ヴイエムウェア(ジョン・ロバートソン社長)は2月12日、ハイパーコンバージドソフトウェアの最新版「VMware Virtual SAN 6.2」と、クラウド管理プラットフォームの最新版「VMware vRealize Suite 7」を発表した。

 VMware Virtual SANは、VMware vSphereの仮想マシンに最適化したストレージソリューション。最新版では、新たに重複排除と圧縮の機能を搭載し、オールフラッシュストレージの容量を最適化することで、最大7倍のデータ量を削減できる。また、イレイジャーコーディング(RAID 5/RAID 6)によって、ストレージの使用可能容量を最大2倍に増加しながら、データの耐障害性をこれまでと同じ高水準で維持することができる。

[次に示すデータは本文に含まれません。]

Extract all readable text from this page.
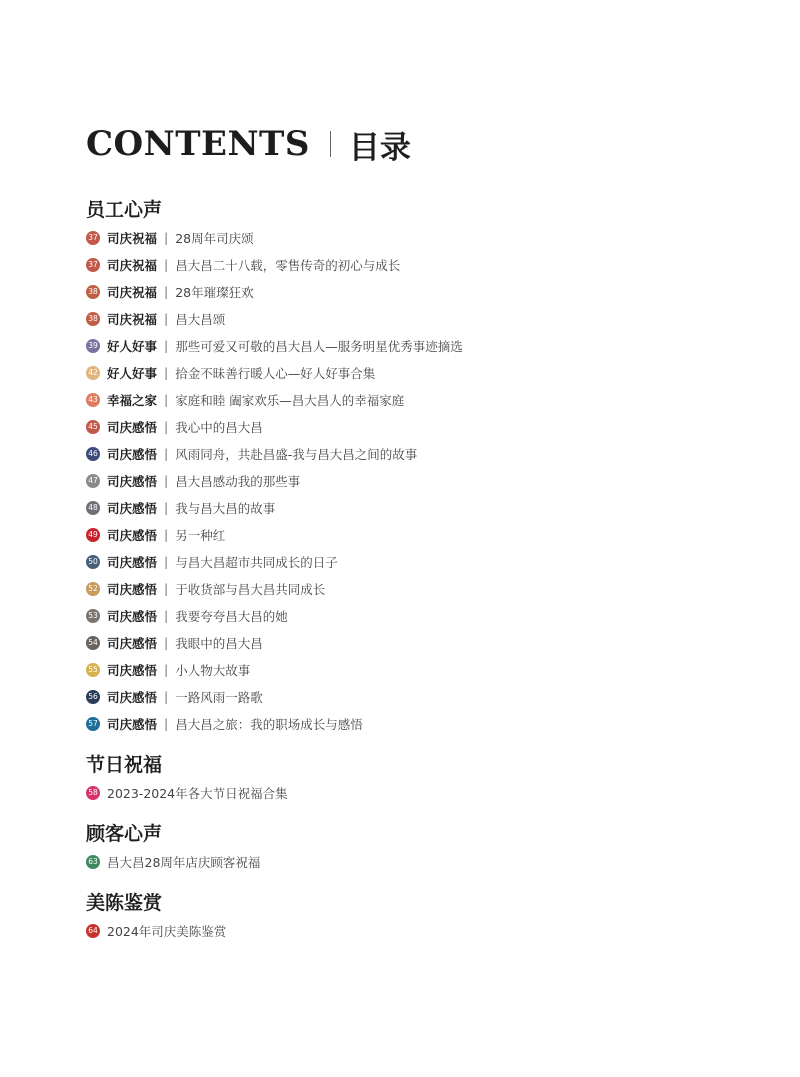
CONTENTS 目录
员工心声
37 司庆祝福 | 28周年司庆颂
37 司庆祝福 | 昌大昌二十八载，零售传奇的初心与成长
38 司庆祝福 | 28年璀璨狂欢
38 司庆祝福 | 昌大昌颂
39 好人好事 | 那些可爱又可敬的昌大昌人—服务明星优秀事迹摘选
42 好人好事 | 拾金不昧善行暖人心—好人好事合集
43 幸福之家 | 家庭和睦 阖家欢乐—昌大昌人的幸福家庭
45 司庆感悟 | 我心中的昌大昌
46 司庆感悟 | 风雨同舟，共赴昌盛-我与昌大昌之间的故事
47 司庆感悟 | 昌大昌感动我的那些事
48 司庆感悟 | 我与昌大昌的故事
49 司庆感悟 | 另一种红
50 司庆感悟 | 与昌大昌超市共同成长的日子
52 司庆感悟 | 于收货部与昌大昌共同成长
53 司庆感悟 | 我要夸夸昌大昌的她
54 司庆感悟 | 我眼中的昌大昌
55 司庆感悟 | 小人物大故事
56 司庆感悟 | 一路风雨一路歌
57 司庆感悟 | 昌大昌之旅：我的职场成长与感悟
节日祝福
58 2023-2024年各大节日祝福合集
顾客心声
63 昌大昌28周年店庆顾客祝福
美陈鉴赏
64 2024年司庆美陈鉴赏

 最新のQoS機能を搭載し、仮想マシンごとのIOPSの可視化/コントロール/レポーティングなどを実現。さらに、統合管理プレーンの新機能により、パフォーマンス、キャパシティ、稼働状況のモニタリング機能を強化している。

 なお、最新版の発表に合わせて、OEMパートナーが提供する事前検証済み構成のサーバー製品向けプログラム「VMware Virtual SAN Ready Nodes」を強化した。これにより、OEMパートナーはサーバーの製造過程で事前にVMware vSphereとVMware Virtual SANに加え、認定ドライバとファームウェアをインストールすることができるようになる。

 VMware Virtual SAN 6.2の市場想定税別価格はCPUあたり35万7000円から。VMware Virtual SAN for Desktopは、1ユーザーあたり7000円から。

 VMware vRealize Suiteは、ハイブリッドクラウド環境でのコンピューティング、ストレージ、ネットワーク、アプリケーションサービスの大規模なプロビジョニングや管理を可能にするプラットフォーム。今回の最新版では、新バージョンとなる「VMware vRealize Operations 6.2」、「VMware vRealize Log Insight 3.3」に加え、「VMware vRealize Automation 7」と「VMware vRealize Business for Cloud 7」が含まれている。

 また、製品アップデートと合わせて、VMware vRealize SuiteのStandardエディションも発表した。Standardエディションには、インフラのインテリジェントな運用管理に必要なすべての機能を搭載。異種混在やハイブリッドクラウドなどのあらゆるインフラ環境全体にわたって、稼働状況、パフォーマンス、キャパシティの管理を行うための分析が可能となり、ログ分析機能も備えている。

 さらに、新しいライセンス形式であるPortable Licensing Unit(PLU)を、VMware vRealize Suiteの顧客向けに提供することも発表した。このライセンス形式により、VMware vSphereだけでなく、利用するソリューションやパブリッククラウドを問わず、ライセンスの切り替えや変更の必要なく柔軟にワークロードを管理できるようになる。

 VMware vRealize Suite 7の市場想定税別価格は1PLUあたり53万6000円から。